The new tool comes as internet platforms struggle to find and prevent sexually explicit images from being shown on their websites without the subject’s consent. Experts say the problem seemed to get worse during the pandemic as the use of digital tools increased.

A 2021 report by the Revenge Porn Helpline found that reports of abuse of intimate images had increased significantly over the previous five years, with a percentage of 40 increase in cases reported between 2020 and 2021.

“A lot of times a child doesn’t know there’s an adult on the other end of that conversation,” National Center for Missing and Exploited Children spokesperson Gavin Portnoy said in an interview. “So they start demanding more pictures or more videos and often with the threat of disclosing what they already have to the community, to that child’s family. [and] friends.”

Tech companies that find sexually explicit images of young people are required by law to report the user who posted the material, but no such standard exists for adults. Dozens of states have adopted statues designed to combat non-consensual pornographic images, but they’re difficult to enforce because Section 230 of the Communications Decency Act gives tech companies legal immunity from user-generated content posted on their websites, Megan Iorio said, Senior Counsel for the Electronic Privacy Information Center.

The interpretations “enable companies not only to ignore requests to remove harmful content, including defamatory information and revenge pornography, but also to ignore injunctions requiring them to remove such information,” Iorio said.

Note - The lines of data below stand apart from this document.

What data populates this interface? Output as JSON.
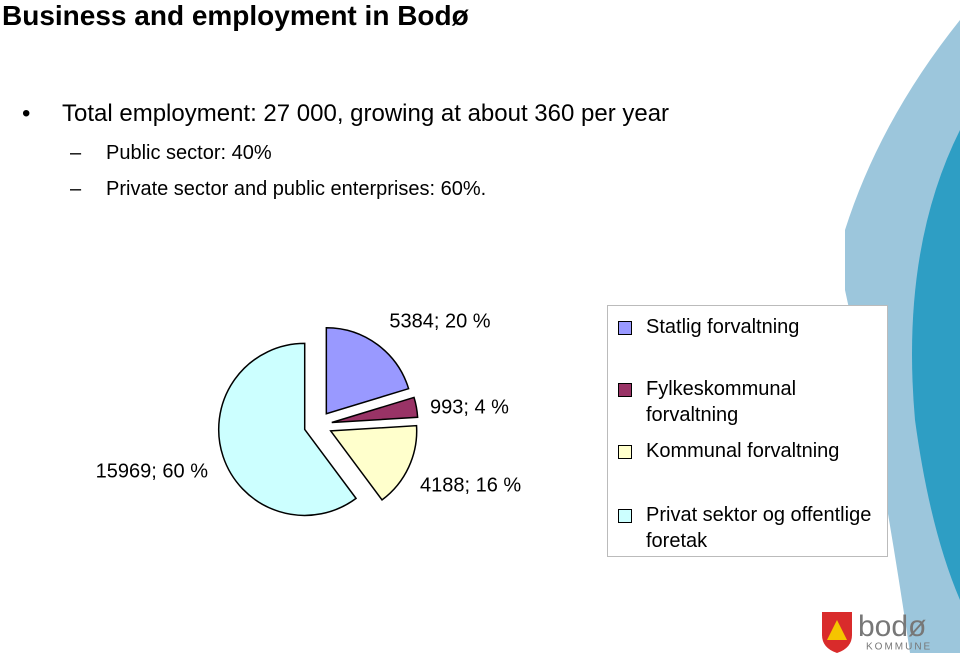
{
  "slide": {
    "title": "Business and employment in Bodø",
    "bullets": [
      "Total employment: 27 000, growing at about 360 per year"
    ],
    "sub_bullets": [
      "Public sector: 40%",
      "Private sector and public enterprises: 60%."
    ],
    "logo": {
      "name": "bodø",
      "tagline": "KOMMUNE"
    }
  },
  "chart_data": {
    "type": "pie",
    "categories": [
      "Statlig forvaltning",
      "Fylkeskommunal forvaltning",
      "Kommunal forvaltning",
      "Privat sektor og offentlige foretak"
    ],
    "values": [
      5384,
      993,
      4188,
      15969
    ],
    "value_labels": [
      "5384; 20 %",
      "993; 4 %",
      "4188; 16 %",
      "15969; 60 %"
    ],
    "colors": [
      "#9999ff",
      "#993366",
      "#ffffcc",
      "#ccffff"
    ],
    "legend": "right"
  }
}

Although Take It Down is only open to children under 18 or their guardians, it follows a similar 2021 effort of Meta to help adults find and remove non-consensual explicit content about themselves. Meta funded and built the technology for a platform called Stop Nonconsensual Intimate Image Abuse, which is operated by Revenge Porn Helpline. Users are allowed to submit a case to the helpline, which is run by SWGfL, a UK-based non-profit organization.. SO participating sites, including Facebook, Instagram, TikTok and Bumble, are removing the content.

Meta tried a similar approach in 2017 where users could flag suspicious images of themselves to trick the company into searching their networks for them and preventing them from being shared again. But the move prompted critical advocates who said the program could compromise users’ privacy.